While lying on your back with your knees and hips bent to 90 degrees, use your stomach muscles and maintain pelvic neutral position. Do not allow your spine to move. Hold pelvic neutral and then slowly straighten out a leg without touching the floor. At the same time raise an opposite arm over head. Do not allow your spine to arch during this movement. Hold for 2 seconds and complete 10 times on each side. Complete 3 times per day.

While lying on your back, hold an elastic band down around your waist as shown. Then tighten your lower abdominals, squeeze your buttocks and then raise your buttocks off the floor/bed. Complete 10 times holding for 5 seconds each time. Do this 3 times per day.
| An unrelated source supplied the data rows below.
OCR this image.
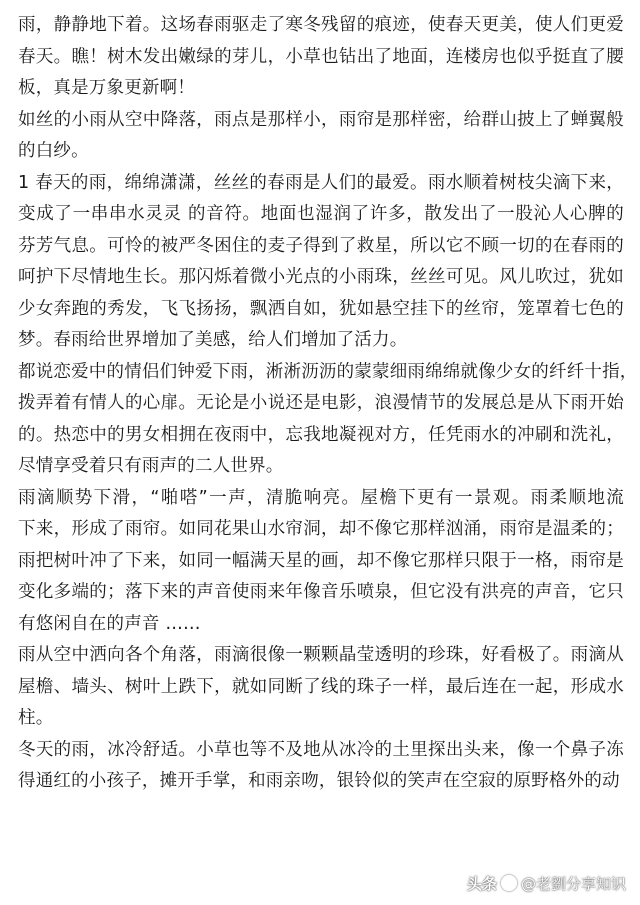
雨，静静地下着。这场春雨驱走了寒冬残留的痕迹，使春天更美，使人们更爱
春天。瞧！树木发出嫩绿的芽儿，小草也钻出了地面，连楼房也似乎挺直了腰
板，真是万象更新啊！
如丝的小雨从空中降落，雨点是那样小，雨帘是那样密，给群山披上了蝉翼般
的白纱。
1 春天的雨，绵绵潇潇，丝丝的春雨是人们的最爱。雨水顺着树枝尖滴下来，
变成了一串串水灵灵 的音符。地面也湿润了许多，散发出了一股沁人心脾的
芬芳气息。可怜的被严冬困住的麦子得到了救星，所以它不顾一切的在春雨的
呵护下尽情地生长。那闪烁着微小光点的小雨珠，丝丝可见。风儿吹过，犹如
少女奔跑的秀发，飞飞扬扬，飘洒自如，犹如悬空挂下的丝帘，笼罩着七色的
梦。春雨给世界增加了美感，给人们增加了活力。
都说恋爱中的情侣们钟爱下雨，淅淅沥沥的蒙蒙细雨绵绵就像少女的纤纤十指，
拨弄着有情人的心扉。无论是小说还是电影，浪漫情节的发展总是从下雨开始
的。热恋中的男女相拥在夜雨中，忘我地凝视对方，任凭雨水的冲刷和洗礼，
尽情享受着只有雨声的二人世界。
雨滴顺势下滑，“啪嗒”一声，清脆响亮。屋檐下更有一景观。雨柔顺地流
下来，形成了雨帘。如同花果山水帘洞，却不像它那样汹涌，雨帘是温柔的；
雨把树叶冲了下来，如同一幅满天星的画，却不像它那样只限于一格，雨帘是
变化多端的；落下来的声音使雨来年像音乐喷泉，但它没有洪亮的声音，它只
有悠闲自在的声音 ……
雨从空中洒向各个角落，雨滴很像一颗颗晶莹透明的珍珠，好看极了。雨滴从
屋檐、墙头、树叶上跌下，就如同断了线的珠子一样，最后连在一起，形成水
柱。
冬天的雨，冰冷舒适。小草也等不及地从冰冷的土里探出头来，像一个鼻子冻
得通红的小孩子，摊开手掌，和雨亲吻，银铃似的笑声在空寂的原野格外的动
头条 @老劉分享知识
While lying on your side, lift your body up on your elbow and feet. For a challenge, slowly raise up the top most leg upwards, then return. Try and maintain a straight spine the entire time. Hold for 10 seconds on each side and complete 2 times on each side. Do this 3 times per day.

While lying face down, lift your body up on your elbows and toes. Try and maintain a straight spine. Do not allow your hips or pelvis on either side to drop. Maintain pelvic neutral position the entire time. Complete 2 times holding for 10-15 seconds each time. Do this 3 times per day.

While in a crawling position, brace at your abdominals and then slowly lift a leg and opposite arm upwards. Lower leg and arm down and then repeat with opposite side. Maintain a level and stable pelvis and spine the entire time. Hold for 2 seconds and complete 10 times on each side. Do this 3 times per day.

Start in the kneeling position with the DOWN KNEE closest to the elastic band anchor. Next, with your hands at your chest, slowly move them outward in front of your body until your elbows are extended. Make sure to not allow your trunk to rotate during the exercise. Hold for 1 second, and complete this 10 times with the resistance coming from each side. Perform 3 times per day.

Reach down and pick up a Kettlebell. Be sure that your back is flat the entire time. Hinge at your hips, do not bend at the spine. Repeat 10 times and complete this 3 times per day.